To assemble, configure and analyse empirical research studies available to inform the public health case for using economic instruments to promote dietary and physical activity behaviour change.
We conducted a systematic scoping review of evidence for the effects of specific interventions to change, or general exposure to variations in, prices or income on dietary and physical activity behaviours and corollary outcomes. Systematic electronic searches and parallel snowball searches retrieved >1 million study records. Text mining technologies were used to prioritise title-abstract records for screening. Eligible studies were selected, classified and analysed in terms of key characteristics and principal findings, using a narrative, configuring synthesis focused on implications for policy and further research.

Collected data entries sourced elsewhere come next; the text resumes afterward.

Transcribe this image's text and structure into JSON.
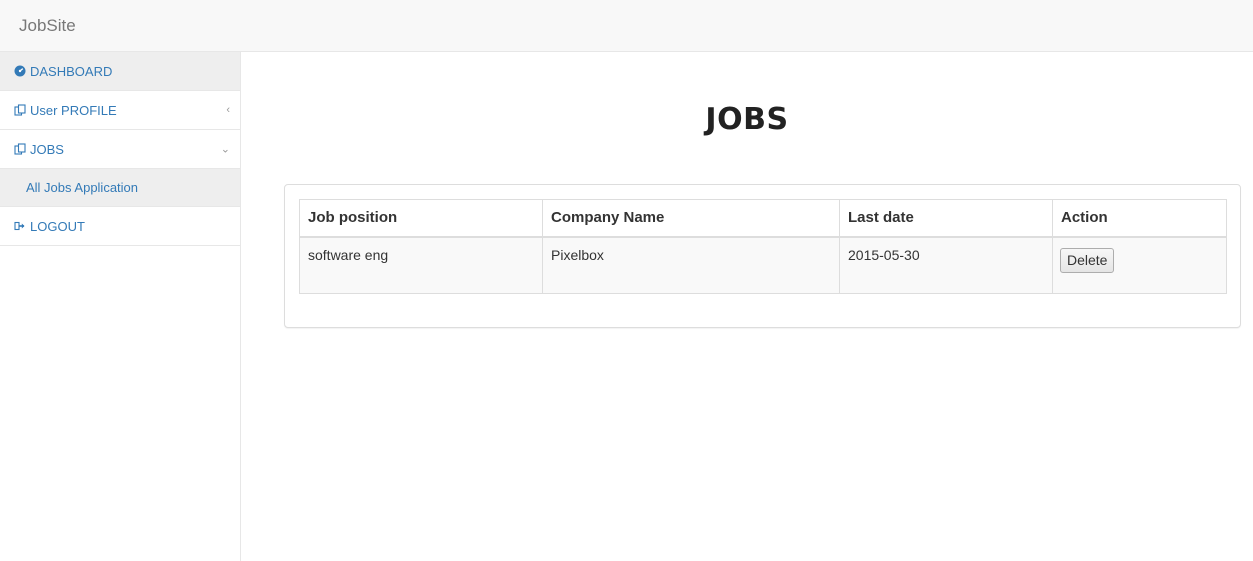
{
  "app": {
    "brand": "JobSite"
  },
  "sidebar": {
    "items": [
      {
        "label": "DASHBOARD",
        "icon": "dashboard-icon"
      },
      {
        "label": "User PROFILE",
        "icon": "files-icon",
        "arrow": "‹"
      },
      {
        "label": "JOBS",
        "icon": "files-icon",
        "arrow": "⌄"
      },
      {
        "label": "All Jobs Application"
      },
      {
        "label": "LOGOUT",
        "icon": "sign-out-icon"
      }
    ]
  },
  "main": {
    "title": "JOBS",
    "table": {
      "headers": [
        "Job position",
        "Company Name",
        "Last date",
        "Action"
      ],
      "rows": [
        {
          "position": "software eng",
          "company": "Pixelbox",
          "last_date": "2015-05-30",
          "action": "Delete"
        }
      ]
    }
  },
  "colors": {
    "link": "#337ab7",
    "navbar_bg": "#f8f8f8",
    "active_bg": "#eeeeee",
    "border": "#dddddd"
  }
}
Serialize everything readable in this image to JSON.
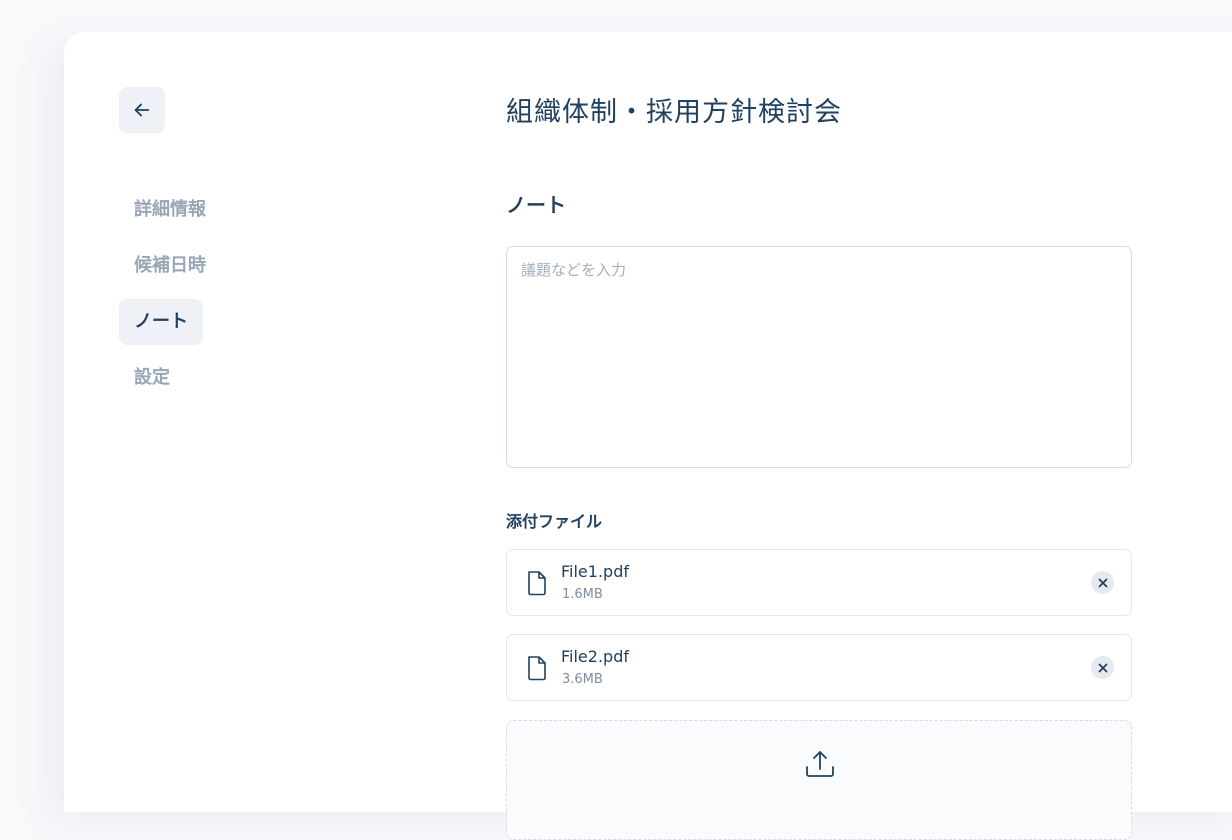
{
  "page": {
    "title": "組織体制・採用方針検討会"
  },
  "nav": {
    "items": [
      {
        "label": "詳細情報",
        "active": false
      },
      {
        "label": "候補日時",
        "active": false
      },
      {
        "label": "ノート",
        "active": true
      },
      {
        "label": "設定",
        "active": false
      }
    ]
  },
  "note": {
    "section_title": "ノート",
    "placeholder": "議題などを入力",
    "value": ""
  },
  "attachments": {
    "title": "添付ファイル",
    "files": [
      {
        "name": "File1.pdf",
        "size": "1.6MB"
      },
      {
        "name": "File2.pdf",
        "size": "3.6MB"
      }
    ]
  },
  "icons": {
    "back": "arrow-left-icon",
    "file": "file-icon",
    "remove": "close-icon",
    "upload": "upload-icon"
  },
  "colors": {
    "primary_text": "#22405f",
    "muted_text": "#98a6b7",
    "active_bg": "#eef1f5"
  }
}
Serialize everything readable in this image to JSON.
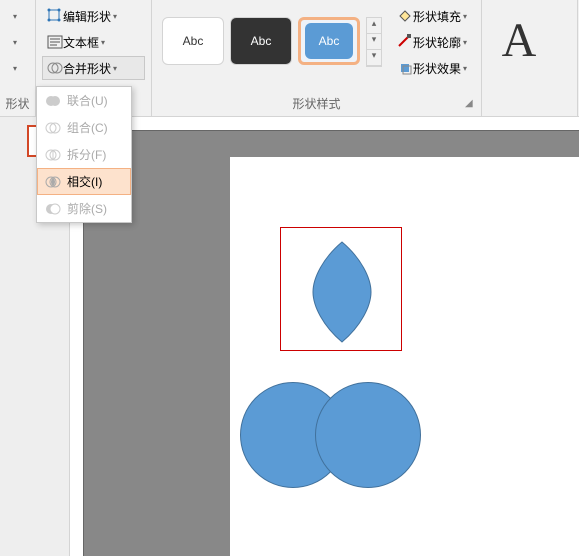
{
  "ribbon": {
    "insertShapes": {
      "label": "形状"
    },
    "editShape": "编辑形状",
    "textBox": "文本框",
    "mergeShapes": "合并形状",
    "shapeStyles": {
      "label": "形状样式",
      "abc": "Abc"
    },
    "shapeFill": "形状填充",
    "shapeOutline": "形状轮廓",
    "shapeEffects": "形状效果"
  },
  "dropdown": {
    "union": "联合(U)",
    "combine": "组合(C)",
    "fragment": "拆分(F)",
    "intersect": "相交(I)",
    "subtract": "剪除(S)"
  }
}
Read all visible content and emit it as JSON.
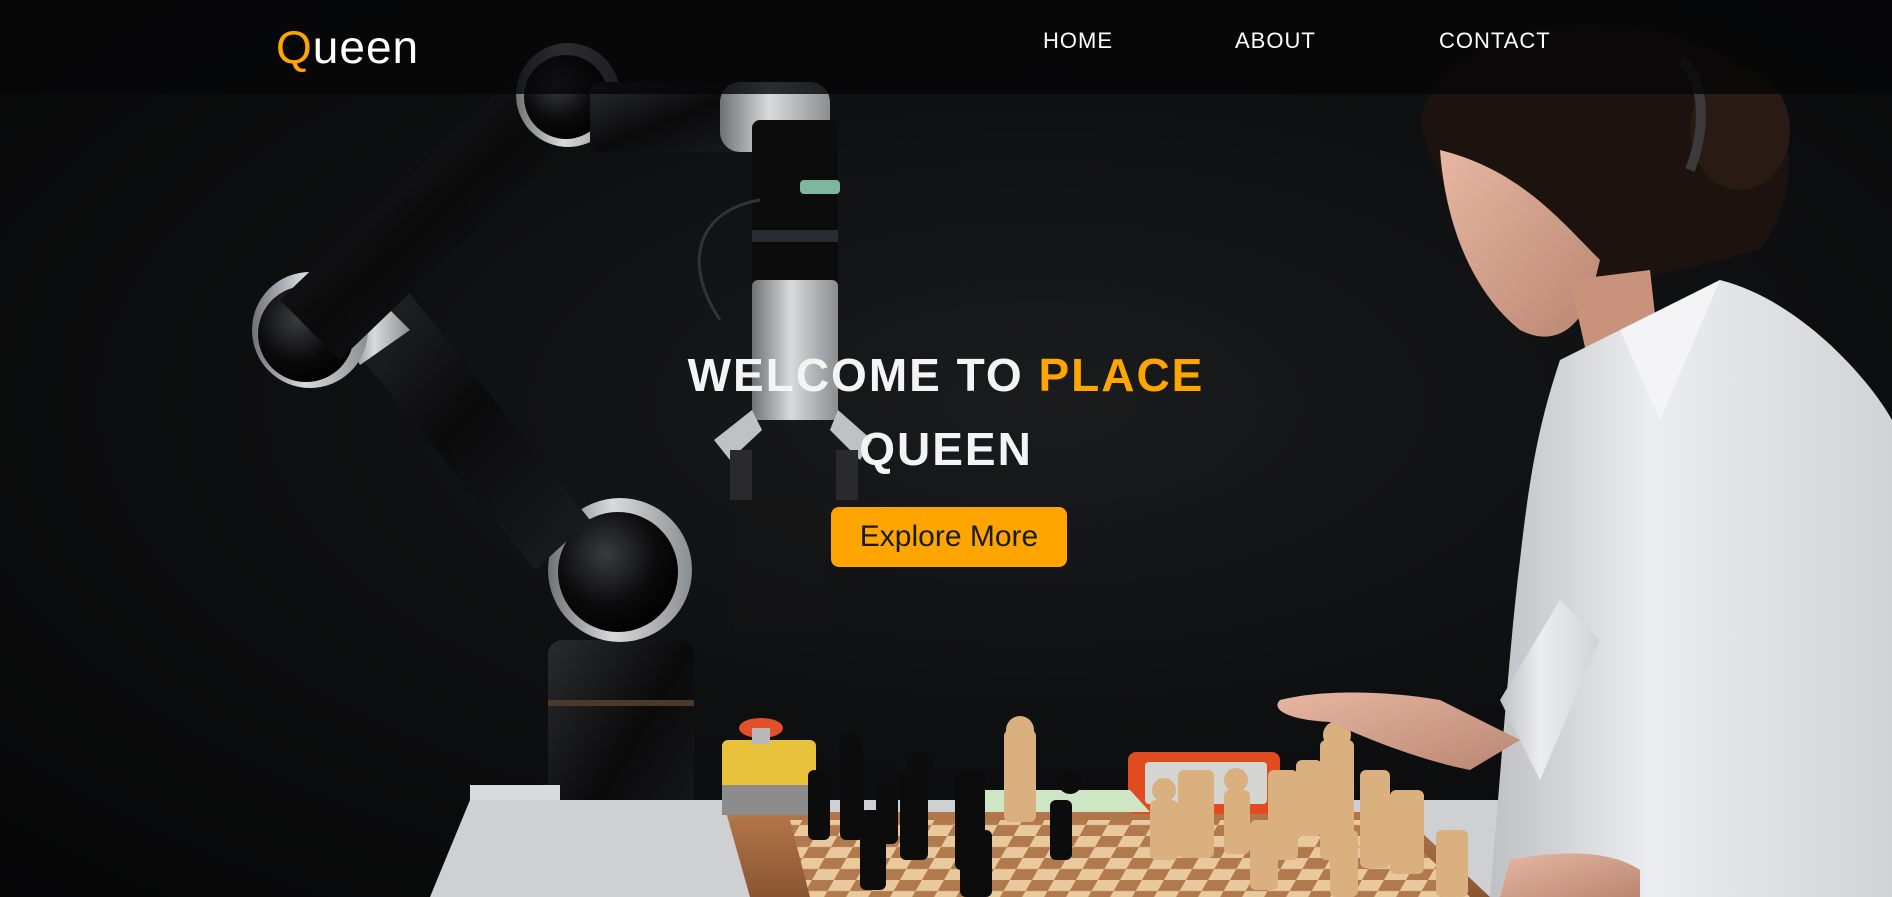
{
  "brand": {
    "logo_first_letter": "Q",
    "logo_rest": "ueen"
  },
  "nav": {
    "items": [
      {
        "label": "HOME"
      },
      {
        "label": "ABOUT"
      },
      {
        "label": "CONTACT"
      }
    ]
  },
  "hero": {
    "headline_part1": "WELCOME TO ",
    "headline_accent": "PLACE",
    "headline_line2": "QUEEN",
    "cta_label": "Explore More",
    "image_subject": "robotic arm playing chess against a woman"
  },
  "colors": {
    "accent": "#ffa500",
    "nav_bg": "#060607",
    "text": "#ffffff"
  }
}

We identified 880 eligible studies, including 192 intervention studies and 768 studies that incorporated evidence for prices or income as correlates or determinants of target outcomes. Current evidence for the effects of economic instruments and exposures on diet and physical activity is limited in quality and equivocal in terms of its policy implications. Direct evidence for the effects of economic instruments is heavily skewed towards impacts on diet, with a relative lack of evidence for impacts on physical activity.
The evidence-based case for using economic instruments to promote dietary and physical activity behaviour change may be less compelling than some proponents have claimed. Future research should include measurement of people's actual behavioural responses using study designs capable of generating reliable causal inferences regarding intervention effects. Policy implementation needs to be carefully aligned with evaluation planning and design.